ALBANY—One of the things that struck Daniel Squadron, the 29-year-old freshman state senator who beat a 30-year incumbent in a primary, about David Paterson's State of the State address was that he didn't get a seat.
"It was very tiring to stand," said Squadron. (It wasn't just him, but several senators who walked in a little late as they rushed to complete other business.)
He admitted that he was at times a little too caught up in the moment to listen to some of the finer details of what was proposed.
"You look around, and everyone you've worked with in the past and dealt with in one area or the other is in one room, and as a state senator you're a real part of that," he said.
"It's a moment that — it's a little breathtaking. And so few people get this opportunity."
He will be sworn in as a member of the chamber majority, the first for the Senate Democrats for 40 years.
One of his first tasks will be working with colleagues on reforming the chamber's rules to be more empowering (just how empowering remains to be seen, and given Squadron's high expectations, it may well fall short) to rank-and-file members.
There will also be the challenges of establishing a Senate office and working out which staffers will do what. Now, the walls are bare, there are no computers and the only thing in the outer room on the day of the big speech was some empty donut boxes and containers of coffee.
Squadron said one of his first priorities was something that would let him see Senate floor proceedings. (They're webcast.)
He said he would fill out shelves currently containing nothing but the black volumes of McKinney's Consolidated Laws with a dictionary, and "Winter's Tale," the first novel he's gotten the chance to read in a year.
He wouldn't say what his first bill will be.
Speaking again about the State of the State, Squadron said he was excited about the "45 by 15" program to require more use of green energy, and measures like banning trans fats in restaurants to stem childhood obesity.
"I liked the framework that this is a time to be bold, this is a time for ideas," Squadron said.
I suggested that bold rhetoric does not necessarily translate into bold action.

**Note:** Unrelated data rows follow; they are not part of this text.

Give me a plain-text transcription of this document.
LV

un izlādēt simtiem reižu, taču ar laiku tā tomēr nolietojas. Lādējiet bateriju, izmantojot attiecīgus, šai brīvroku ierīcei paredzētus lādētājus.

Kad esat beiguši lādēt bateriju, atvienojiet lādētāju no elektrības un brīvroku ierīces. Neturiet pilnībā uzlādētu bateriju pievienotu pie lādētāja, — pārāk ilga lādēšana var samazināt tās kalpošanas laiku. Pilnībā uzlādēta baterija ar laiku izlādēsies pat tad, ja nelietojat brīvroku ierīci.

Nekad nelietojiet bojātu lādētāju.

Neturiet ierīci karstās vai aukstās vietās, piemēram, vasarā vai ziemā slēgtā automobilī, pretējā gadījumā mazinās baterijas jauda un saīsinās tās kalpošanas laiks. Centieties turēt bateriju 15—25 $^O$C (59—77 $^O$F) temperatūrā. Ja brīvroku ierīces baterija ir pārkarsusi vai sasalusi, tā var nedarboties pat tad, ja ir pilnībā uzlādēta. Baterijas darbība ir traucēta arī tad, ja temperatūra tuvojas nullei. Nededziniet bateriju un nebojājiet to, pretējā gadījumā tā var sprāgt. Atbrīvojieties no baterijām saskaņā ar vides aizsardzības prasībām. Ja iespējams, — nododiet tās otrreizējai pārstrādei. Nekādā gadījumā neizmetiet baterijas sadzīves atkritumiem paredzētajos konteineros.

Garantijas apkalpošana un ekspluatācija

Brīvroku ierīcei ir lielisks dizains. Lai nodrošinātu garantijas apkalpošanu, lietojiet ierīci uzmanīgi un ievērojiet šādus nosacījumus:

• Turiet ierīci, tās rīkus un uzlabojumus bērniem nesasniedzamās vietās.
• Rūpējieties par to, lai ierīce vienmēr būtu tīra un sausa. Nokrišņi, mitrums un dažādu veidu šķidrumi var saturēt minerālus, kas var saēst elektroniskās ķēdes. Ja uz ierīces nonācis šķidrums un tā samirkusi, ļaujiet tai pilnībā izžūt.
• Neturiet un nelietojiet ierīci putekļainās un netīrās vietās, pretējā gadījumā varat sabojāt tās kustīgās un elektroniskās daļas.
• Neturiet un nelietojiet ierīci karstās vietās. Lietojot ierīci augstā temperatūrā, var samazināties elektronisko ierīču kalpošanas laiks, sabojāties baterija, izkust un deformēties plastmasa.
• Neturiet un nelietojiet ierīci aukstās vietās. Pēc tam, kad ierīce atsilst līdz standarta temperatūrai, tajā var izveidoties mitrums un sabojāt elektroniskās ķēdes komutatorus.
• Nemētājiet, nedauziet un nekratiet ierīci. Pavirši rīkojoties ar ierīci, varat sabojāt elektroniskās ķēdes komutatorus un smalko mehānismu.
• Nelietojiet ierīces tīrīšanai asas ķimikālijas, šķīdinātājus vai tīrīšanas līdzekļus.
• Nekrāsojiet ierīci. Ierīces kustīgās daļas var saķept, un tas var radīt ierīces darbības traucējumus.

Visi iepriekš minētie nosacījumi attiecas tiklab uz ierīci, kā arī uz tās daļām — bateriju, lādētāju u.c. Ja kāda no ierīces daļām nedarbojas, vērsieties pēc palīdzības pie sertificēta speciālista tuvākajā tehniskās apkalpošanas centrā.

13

"I think the moment allows for it," he responded, saying that the problems force boldness. "How do you make the sausage specifically? That's something I'm learning."
I asked Squadron about the state of the Democratic conference. He contended that Majority Leader Malcolm Smith has come out stronger than he was before being held to the fire by the Gang of Three.
"It is not up to state senators or power brokers to choose who is in the State Senate," he said. "It is up to constituents in each district to go out there and vote for the person that they want to have represent them. That is why I'm sitting here — it is a process I believe in more than I can say. Sitting there on Election Day, when you've given it everything you can, and you have to sit back and let all these people decide for themselves whether they want you or someone else, living through that process for me made it so clear for me that that is what it is all about."